The described methods may be carried out such that a major portion
of the thermite mixture that is used to fracture a formation is
granular and the size of proppants (both the first metal and the
oxide of the second metal are granular, or the two are formed into
granules separately or together) and a minor portion of the
thermite mixture is a powder the size of a fluid loss additive
(either both or either of the first metal and the oxide of the
second metal). Thus the thermite mixture acts both as proppant and
as fluid loss additive, as are commonly used in conventional
fracturing. As examples: 1) conventional proppant and granular
thermite are mixed to form the proppant; 2) conventional proppant
is used with powdered thermite; and 3) conventional fluid loss
additive is used with granular thermite as proppant. All
combinations of powdered first metal, granular first metal,
powdered oxide of second metal, granular oxide of second metal,
conventional proppant, and conventional fluid loss additive, may be
used, provided only that the final ratio of the first metal to the
oxide of the second metal is a suitable thermite, that the total
amount of the thermite components is sufficient for the reaction,
and that the components of the thermite mixture are physically
close enough to one another to sustain the reaction.
In some embodiments, small amounts of thermite, are placed in a
fracture as a method of increasing the overall temperature of the
fluid in the fracture in order to initiate or catalyze secondary
reactions in the fracture or wellbore. As an example, for low
temperature carbonate formations (for example about 79.degree. C.

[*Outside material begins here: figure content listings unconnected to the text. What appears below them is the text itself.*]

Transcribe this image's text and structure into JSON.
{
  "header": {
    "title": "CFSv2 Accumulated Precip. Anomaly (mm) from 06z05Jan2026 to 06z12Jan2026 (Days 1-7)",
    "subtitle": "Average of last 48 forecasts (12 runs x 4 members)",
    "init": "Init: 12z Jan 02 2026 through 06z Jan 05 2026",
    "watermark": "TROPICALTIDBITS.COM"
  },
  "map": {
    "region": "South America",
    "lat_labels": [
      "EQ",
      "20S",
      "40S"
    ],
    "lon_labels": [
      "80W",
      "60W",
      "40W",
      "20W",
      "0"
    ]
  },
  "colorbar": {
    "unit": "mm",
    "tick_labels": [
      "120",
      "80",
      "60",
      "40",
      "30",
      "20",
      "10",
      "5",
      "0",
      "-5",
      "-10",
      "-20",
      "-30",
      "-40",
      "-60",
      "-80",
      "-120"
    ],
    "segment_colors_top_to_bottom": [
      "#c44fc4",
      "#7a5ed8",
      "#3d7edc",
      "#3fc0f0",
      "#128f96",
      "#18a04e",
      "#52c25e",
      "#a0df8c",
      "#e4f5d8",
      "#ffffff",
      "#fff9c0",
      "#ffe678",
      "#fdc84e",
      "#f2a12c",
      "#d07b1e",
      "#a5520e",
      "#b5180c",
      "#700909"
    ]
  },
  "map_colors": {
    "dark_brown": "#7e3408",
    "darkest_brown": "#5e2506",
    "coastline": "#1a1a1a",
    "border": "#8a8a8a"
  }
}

(about 175.degree. F.)), small amounts of thermite can be
distributed throughout a recently created hydraulic fracture and
then activated to increase the temperature of the fracturing fluid
that also contains solid acid-precursor pellets such as polylactic
acid (PLA) pellets. The increased temperature allows the PLA to
convert to lactic acid that etches the carbonate walls of the
fracture and creates a highly conductive channel. Other solid
acid-precursors are well known and may be used. As a second
example, oxidizers may require heat to initiate the reaction
required to breakdown polymers used as fracturing fluids. Small
amounts of thermite could again be distributed throughout a
recently created fracture and then activated to activate the
oxidation reaction. This type of activation could take place in a
well having a temperature below 52.degree. C. (about 125.degree.

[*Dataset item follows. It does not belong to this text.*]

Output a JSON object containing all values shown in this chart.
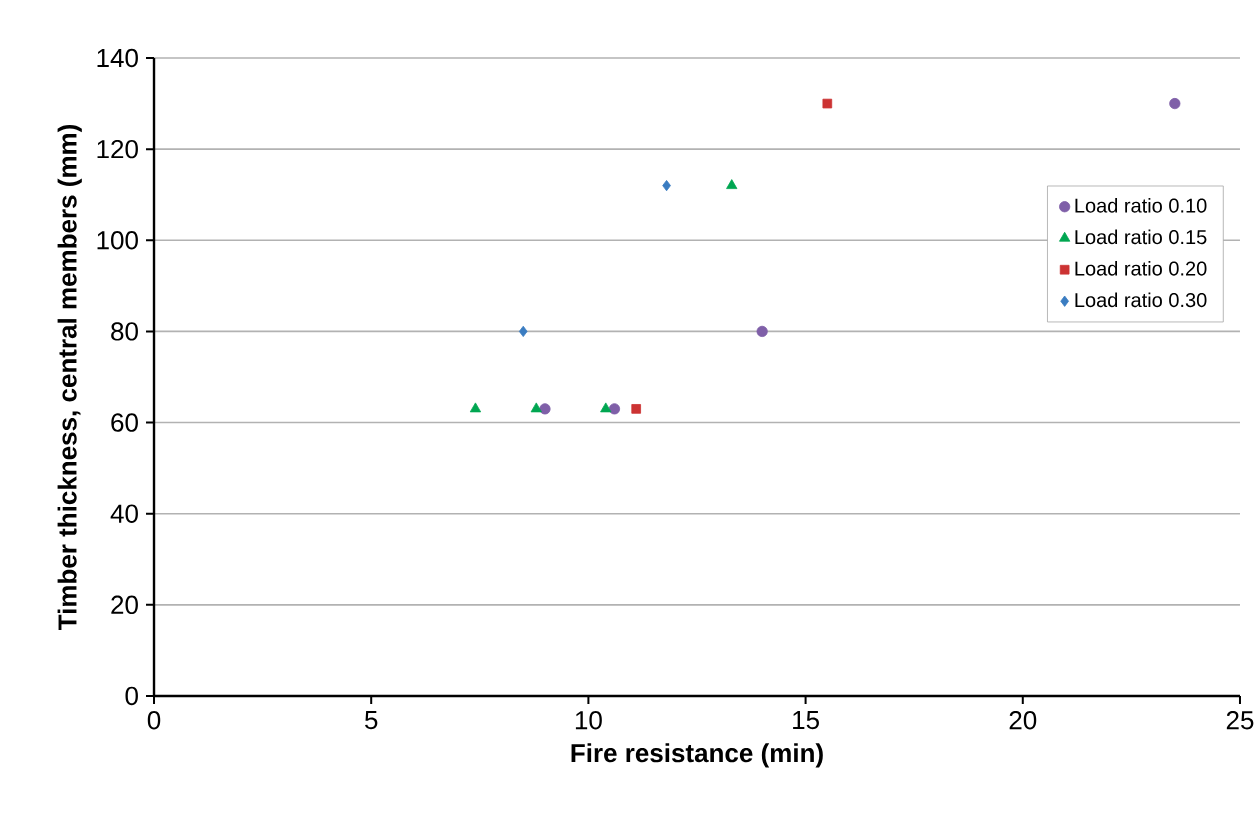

F.) where ammonium persulfate is added as the oxidizing
breaker.
Small amounts of isotopic elemental tracers, for example
radioactive strontium, may be included in the thermite mixture.

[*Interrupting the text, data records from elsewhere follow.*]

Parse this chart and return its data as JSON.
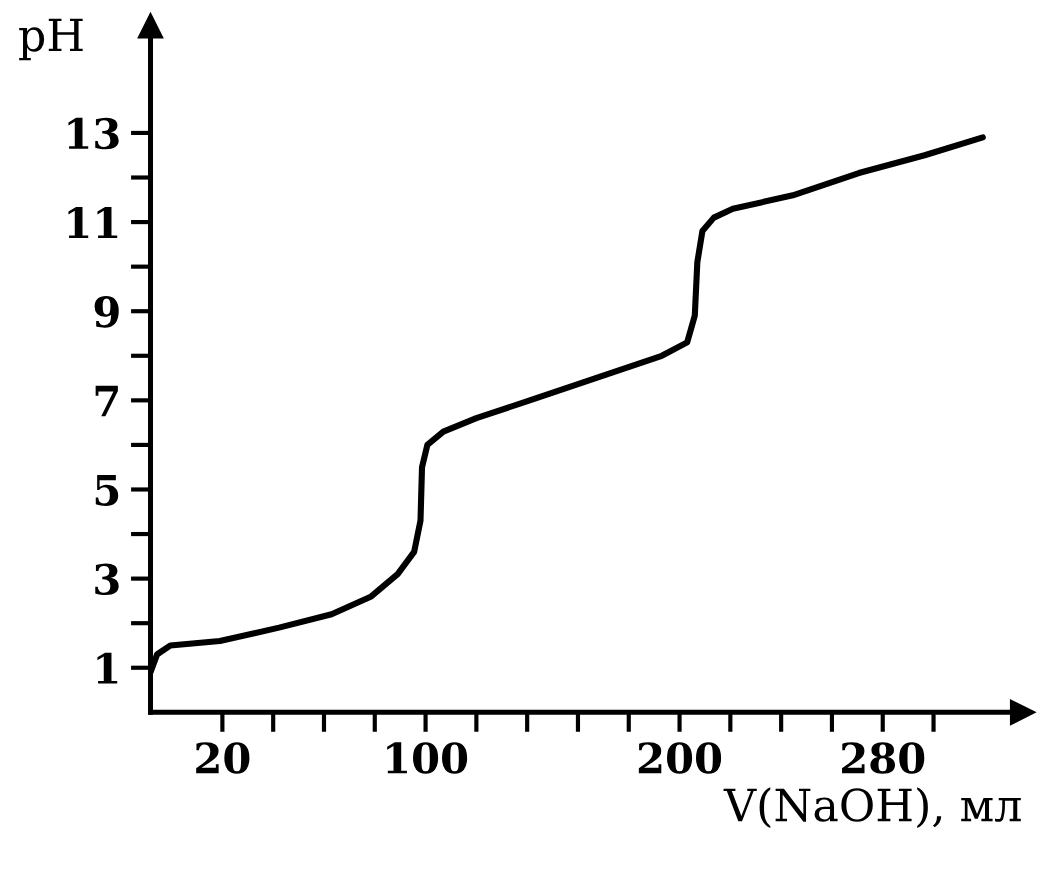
{
  "chart_data": {
    "type": "line",
    "xlabel": "V(NaOH), мл",
    "ylabel": "pH",
    "x": [
      -8.3,
      -5.7,
      -0.5,
      19,
      42.3,
      63,
      78.6,
      89,
      95.5,
      98,
      98.6,
      100.7,
      107,
      120,
      141,
      167,
      193,
      203,
      206,
      207,
      209,
      213.5,
      221,
      244.6,
      270.6,
      296.5,
      319.4
    ],
    "series": [
      {
        "color": "#000000",
        "values": [
          0.9,
          1.3,
          1.5,
          1.6,
          1.9,
          2.2,
          2.6,
          3.1,
          3.6,
          4.3,
          5.5,
          6.0,
          6.3,
          6.6,
          7.0,
          7.5,
          8.0,
          8.3,
          8.9,
          10.1,
          10.8,
          11.1,
          11.3,
          11.6,
          12.1,
          12.5,
          12.9
        ]
      }
    ],
    "xlim": [
      -8.3,
      335
    ],
    "ylim": [
      0,
      15.4
    ],
    "xticks": [
      {
        "value": 20,
        "label": "20"
      },
      {
        "value": 40,
        "label": null
      },
      {
        "value": 60,
        "label": null
      },
      {
        "value": 80,
        "label": null
      },
      {
        "value": 100,
        "label": "100"
      },
      {
        "value": 120,
        "label": null
      },
      {
        "value": 140,
        "label": null
      },
      {
        "value": 160,
        "label": null
      },
      {
        "value": 180,
        "label": null
      },
      {
        "value": 200,
        "label": "200"
      },
      {
        "value": 220,
        "label": null
      },
      {
        "value": 240,
        "label": null
      },
      {
        "value": 260,
        "label": null
      },
      {
        "value": 280,
        "label": "280"
      },
      {
        "value": 300,
        "label": null
      }
    ],
    "yticks": [
      1,
      {
        "value": 2,
        "label": null
      },
      3,
      {
        "value": 4,
        "label": null
      },
      5,
      {
        "value": 6,
        "label": null
      },
      7,
      {
        "value": 8,
        "label": null
      },
      9,
      {
        "value": 10,
        "label": null
      },
      11,
      {
        "value": 12,
        "label": null
      },
      13
    ],
    "grid": false,
    "legend": false,
    "marker": "none",
    "line_style": "solid"
  }
}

Detection of these materials in produced fluids is used to evaluate
the performance of the treatment.
Although the preceding description has been described herein with
reference to particular means, materials and embodiments, it is not
intended to be limited to the particulars disclosed herein; rather,
it extends to all functionally equivalent structures, methods and
uses, such as are within the scope of the appended claims.